Große Schäden auf Grünland sind vor allem in Jahren von Futterknappheit für alle Beteiligten ein großes und teures Problem. Bei Schäden wie hier ist häufig eine komplette Neueinsaat nötig. © Bönsch
Wildunfall – was tun?
Mitverschulden und Schadenminderungspflicht
Echte Schäden müssen auch richtig entschädigt werde. Häufig wird der ermittelte Wildschadensanspruch aber durch ein Mitverschulden des Geschädigten geschmälert. Inhalt und Folgen eines Mitverschuldens werden in § 254 BGB geregelt: Wenn zum Beispiel bei der Maisernte im Herbst viele Ernterückstände auf der Fläche bleiben und im nächsten Frühjahr der Winterweizen von den Wildschweinen aufgesucht wird, ist der Grund für den Schaden häufig die unter der Oberfläche zurückgebliebenen Maiskolben. Durch solche Ernterückständen kann der Ersatzanspruch des Landwirts durch sein Mitverschulden gemindert werden. Die Schadenminderungspflicht aller Beteiligten ist ein weiterer Punkt, der regelmäßig in Vergessenheit gerät. Alle Beteiligten sind grundsätzlich verpflichtet, dafür vorzusorgen, dass kein Schaden entsteht.
Wie können Wildschäden verhindert werden?
Häufig wird beispielsweise die Umzäunung von gefährdeten Maisflächen als eindeutige Arbeit der Jagdpächter angesehen. Doch Vorsicht – hier müssen beide Parteien, also Landwirt und Jäger aktiv werden. Vor allem auf Flächen, die dafür bekannt sind, dass regelmäßig Wildschaden auftritt, muss auch der Bewirtschafter für eine Schadensminderung im Vorfeld sorgen. So könnten hier zum Beispiel eine Umzäunung in Verbindung mit einer gut angelegten Bejagungsschneise sowie das Aufstellen von Ansitzeinrichtungen eine gute Zusammenarbeit von Landwirt und Jäger darstellen.
Einseitige Forderungen und Vorwürfe sind nicht zielführend
Einseitige Forderungen oder Vorwürfe, was der jeweils andere hätte alles besser machen müssen, führen nicht zu einer Wildschadensminderung, sondern nur zu Schwierigkeiten und Misstrauen sowie weiteren Problemen unter den Beteiligten.
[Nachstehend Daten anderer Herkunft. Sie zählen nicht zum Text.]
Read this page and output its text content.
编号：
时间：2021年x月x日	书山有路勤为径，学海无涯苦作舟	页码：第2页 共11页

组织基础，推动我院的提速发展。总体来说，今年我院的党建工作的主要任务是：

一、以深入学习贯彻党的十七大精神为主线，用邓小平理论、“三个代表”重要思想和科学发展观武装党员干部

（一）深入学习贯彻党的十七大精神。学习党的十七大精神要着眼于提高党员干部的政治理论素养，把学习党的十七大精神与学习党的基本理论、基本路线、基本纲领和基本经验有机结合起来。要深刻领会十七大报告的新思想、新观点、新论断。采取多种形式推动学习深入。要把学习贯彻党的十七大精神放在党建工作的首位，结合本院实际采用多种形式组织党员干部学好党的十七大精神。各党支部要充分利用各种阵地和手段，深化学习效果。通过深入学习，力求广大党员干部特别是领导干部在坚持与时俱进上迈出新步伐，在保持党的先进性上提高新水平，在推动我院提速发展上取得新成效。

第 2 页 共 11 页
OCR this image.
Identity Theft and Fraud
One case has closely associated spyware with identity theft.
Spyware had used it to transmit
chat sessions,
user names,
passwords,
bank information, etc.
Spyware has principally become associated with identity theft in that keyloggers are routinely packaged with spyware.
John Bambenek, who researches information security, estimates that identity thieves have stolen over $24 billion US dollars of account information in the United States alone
Um Wildschäden im Vorfeld zu verhindern oder zu mindern, müssen alle Beteiligten gut miteinander kommunizieren und auch eventuell ihre eigene Komfortzone verlassen. Frühzeitig gemeinsam über Fruchtfolgen, Jagdtermine, Jagdstrategien, Bejagungsschneisen, Blühstreifen, Ansitzeinrichtungen oder über andere Hege- und Pflegemaßnahme im Jagdbezirk zu reden, führt häufig schon ganz kurzfristig zu einer Verminderung der Wildschadensproblematik und einem besseren Verständnis zwischen den unterschiedlichen Parteien.